The calf is bolting from its assigned social role, namely that of being killed in a kosher manner to be eaten. This is what lies behind Rabbi’s heartless statement to the calf: “Go, for this you were created.” Yet in the calf’s transgressive act of breaking ranks, in its flight, and its search for refuge under the skirts of a great religious authority, it becomes a religious supplicant, in dialogue with another person who could be thought of as a stand-in for God – a potential source of divine mercy. Judah ha-Nasi here is called upon to make the choice made by God Himself in Berakot 7a, where He prays that his mercy might overcome His justice and all His other attributes. Instead Rabbi allows religiously determinative justification (“the order of things” established in Genesis) to overrule compassion, and sends the little calf to its doom.

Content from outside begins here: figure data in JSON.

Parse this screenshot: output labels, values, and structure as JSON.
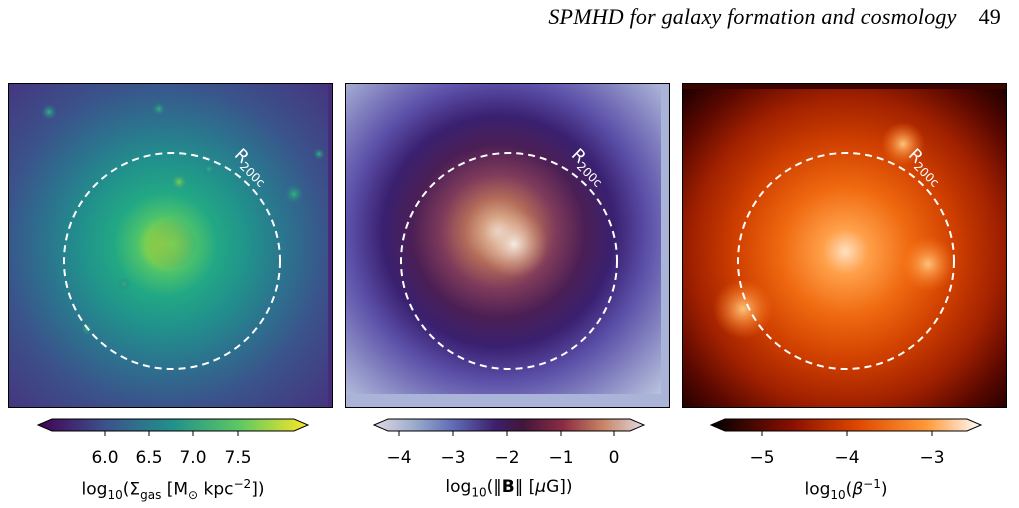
{
  "header": {
    "running_title": "SPMHD for galaxy formation and cosmology",
    "page_number": "49"
  },
  "panels": [
    {
      "circle_label": "R",
      "circle_label_sub": "200c",
      "colormap": "viridis",
      "colorbar": {
        "ticks": [
          "6.0",
          "6.5",
          "7.0",
          "7.5"
        ],
        "label_prefix": "log",
        "label_sub": "10",
        "label_open": "(Σ",
        "label_sigma_sub": "gas",
        "label_units": " [M",
        "label_sun": "⊙",
        "label_units2": " kpc",
        "label_exp": "−2",
        "label_close": "])"
      }
    },
    {
      "circle_label": "R",
      "circle_label_sub": "200c",
      "colormap": "twilight",
      "colorbar": {
        "ticks": [
          "−4",
          "−3",
          "−2",
          "−1",
          "0"
        ],
        "label_prefix": "log",
        "label_sub": "10",
        "label_open": "(‖",
        "label_bold": "B",
        "label_mid": "‖ [",
        "label_mu": "μ",
        "label_close": "G])"
      }
    },
    {
      "circle_label": "R",
      "circle_label_sub": "200c",
      "colormap": "gist_heat",
      "colorbar": {
        "ticks": [
          "−5",
          "−4",
          "−3"
        ],
        "label_prefix": "log",
        "label_sub": "10",
        "label_open": "(",
        "label_beta": "β",
        "label_exp": "−1",
        "label_close": ")"
      }
    }
  ]
}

On behalf of the calf, heaven exacts revenge. Through years of chronic illness and suffering Judah ha-Nasi is cruelly, one might say even disproportionately, punished by the angels. Nothing can redeem him except a later act of compassion toward animals – and, unlike the edible calf but like the stinging ant of the hadith qudsi, socially useless ones at that! One notes not only the symmetry of the punishment and its amelioration – cruelty to one animal must be balanced by kindness to another animal – but the degree of keen ethical attention accorded to this situation by heaven. In the end, Judah ha-Nasi suffers because he apparently failed to act as God would have. Psalm 145:9 first condemns him in his pitilessness and then vindicates him in his tasuba with respect to the weasels. In this story, God’s creatures are established as autonomous entities rather than merely as emblematic members of their species. The calf is, surprisingly, an individual with whom God has a real and religiously defined relationship. In God’s eyes both, calf and weasels have standing, have worth, can petition; above all, they can attract God’s protection and his mercy.

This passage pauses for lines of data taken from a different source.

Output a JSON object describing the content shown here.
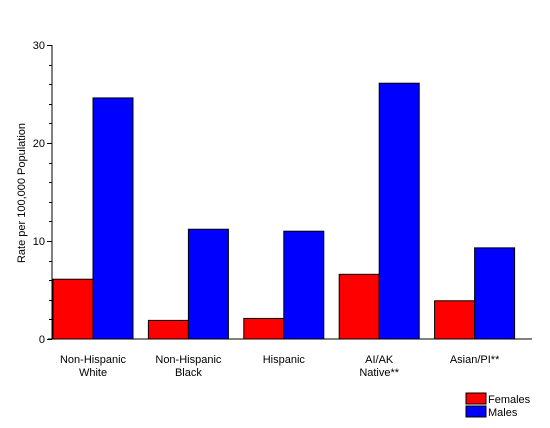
{
  "chart_data": {
    "type": "bar",
    "title": "",
    "xlabel": "",
    "ylabel": "Rate per 100,000 Population",
    "ylim": [
      0,
      30
    ],
    "yticks": [
      0,
      10,
      20,
      30
    ],
    "grid": false,
    "legend_position": "bottom-right",
    "categories": [
      [
        "Non-Hispanic",
        "White"
      ],
      [
        "Non-Hispanic",
        "Black"
      ],
      [
        "Hispanic"
      ],
      [
        "AI/AK",
        "Native**"
      ],
      [
        "Asian/PI**"
      ]
    ],
    "series": [
      {
        "name": "Females",
        "color": "#ff0000",
        "values": [
          6.1,
          1.9,
          2.1,
          6.6,
          3.9
        ]
      },
      {
        "name": "Males",
        "color": "#0000ff",
        "values": [
          24.6,
          11.2,
          11.0,
          26.1,
          9.3
        ]
      }
    ]
  }
}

In the theomimetic heart of the mystic as it is alchemically refined in holy fire, human compassion, of necessity, imitates that of the Creator. It overflows covenant and category like the banks of a river. It naturally encompasses not only suffering humanity but all of God’s creatures, even the undesirable, the lost and fallen, the evil. This was surely the vision of Isaac the Syrian, bishop of Nineveh, who in the eighth century wrote the following:
An elder was once asked, “What is a compassionate heart?” He replied: “It is a heart on fire for the whole of creation, for humanity, for the birds, for the animals, for demons and all that exists. At the recollection and at the sight of them such a person’s eyes overflow with tears owing to the vehemence of the compassion which grips his heart; as a result of his deep mercy his heart shrinks and cannot bear to look on any injury or the slightest suffering of anything in creation. This is why he constantly offers up prayer full of tears, even for the irrational animals and for the enemies of truth, even for those who harm him, so that they may be protected and find mercy. He even prays for the reptiles as a result of the great compassion which is poured out beyond measure – after the likeness of God – in his heart.”

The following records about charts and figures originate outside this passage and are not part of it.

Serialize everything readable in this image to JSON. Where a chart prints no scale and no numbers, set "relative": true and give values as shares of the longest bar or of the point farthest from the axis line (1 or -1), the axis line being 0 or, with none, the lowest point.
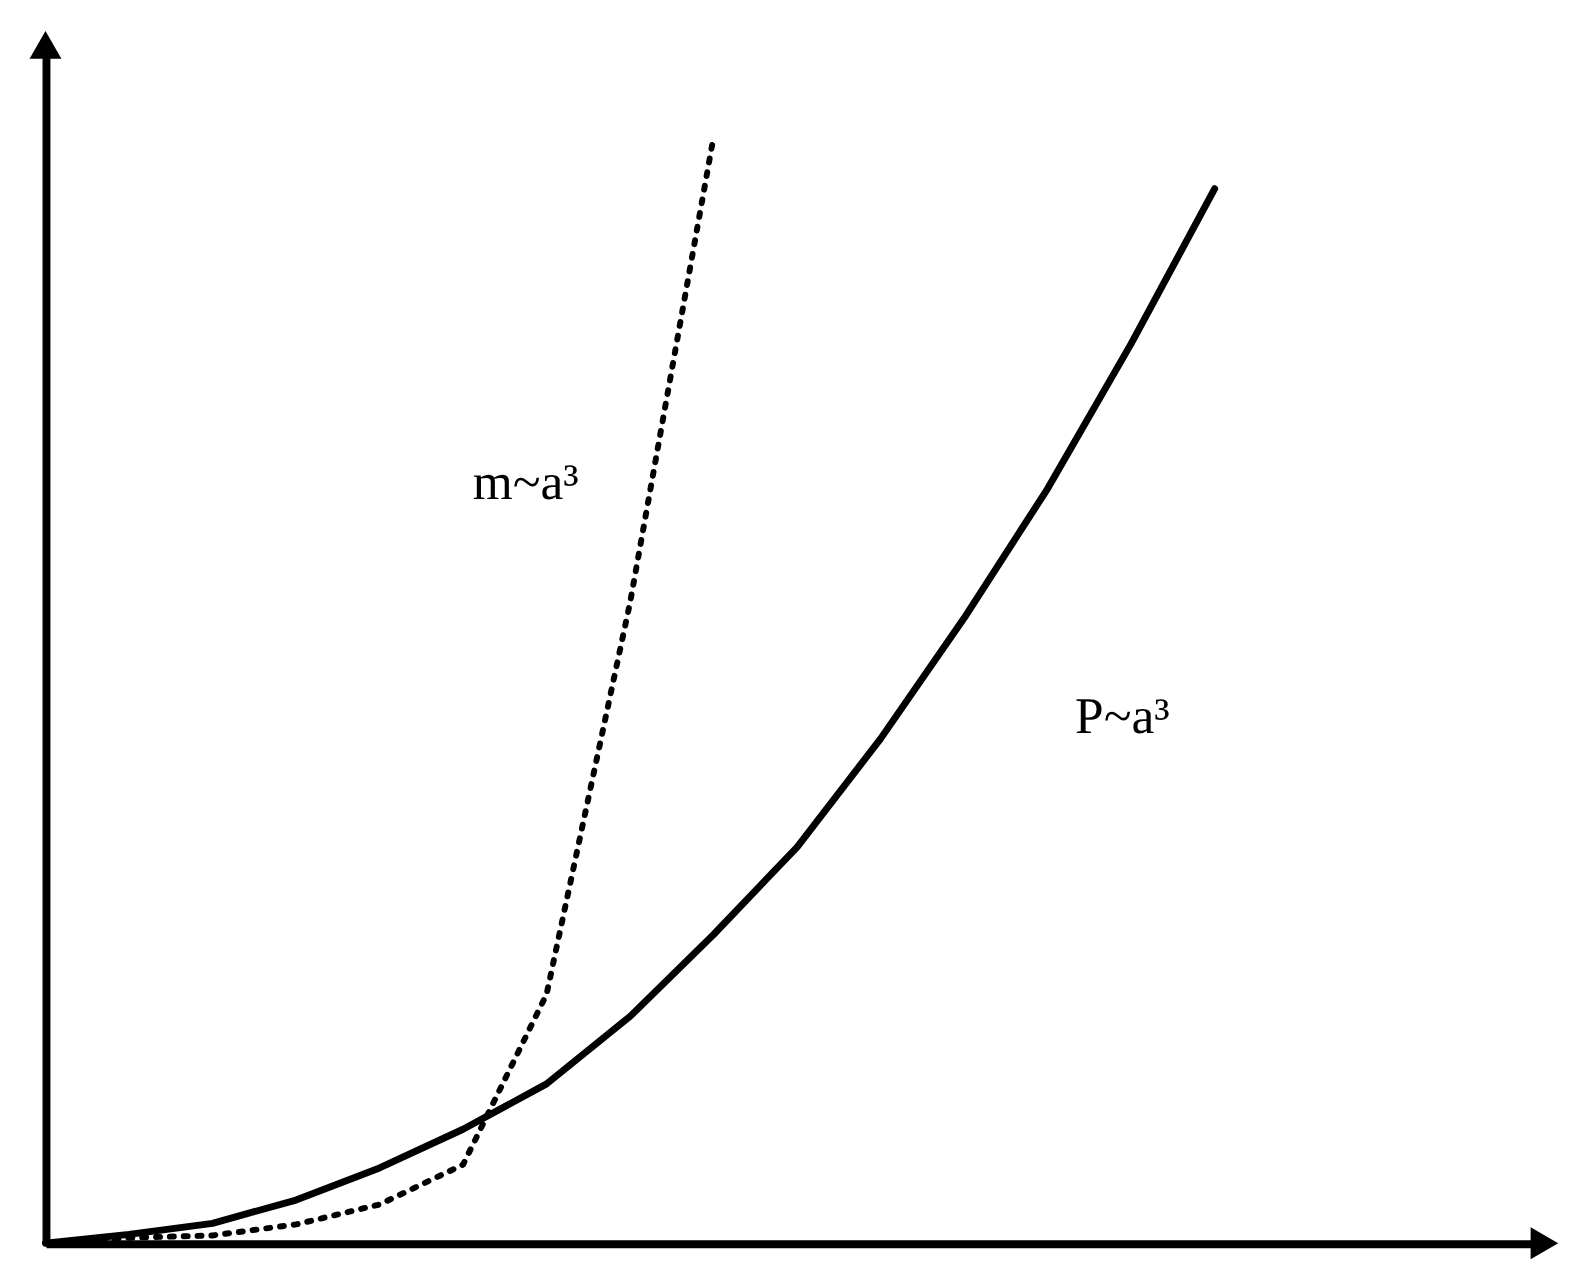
{
  "chart_data": {
    "type": "line",
    "relative": true,
    "grid": false,
    "marker": "none",
    "categories": [
      null,
      null,
      null,
      null,
      null,
      null,
      null,
      null,
      null,
      null,
      null,
      null,
      null,
      null,
      null
    ],
    "series": [
      {
        "name": "m~a³",
        "color": "#000000",
        "line_style": "dotted",
        "values": [
          0,
          0.005,
          0.007,
          0.017,
          0.035,
          0.071,
          0.225,
          0.579,
          1,
          null,
          null,
          null,
          null,
          null,
          null
        ]
      },
      {
        "name": "P~a³",
        "color": "#000000",
        "line_style": "solid",
        "values": [
          0,
          0.008,
          0.018,
          0.039,
          0.068,
          0.103,
          0.144,
          0.205,
          0.279,
          0.358,
          0.456,
          0.565,
          0.682,
          0.813,
          0.953
        ]
      }
    ]
  }
}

Nothing that he has made escapes his regard. As God’s tender mercy is over all His works, so might the human heart made in His image also burn “for the whole of creation,” even for the reptiles. In imitating Him, the scope of our prayer widens beyond imaginable limits, for He is inescapably everywhere, and “… Everything (that exists) will perish except His own Face.”
[“Princess” and young friend at “Celebration of Pets/Blessing of the Animals,” Oak Bluffs, Massachusetts.]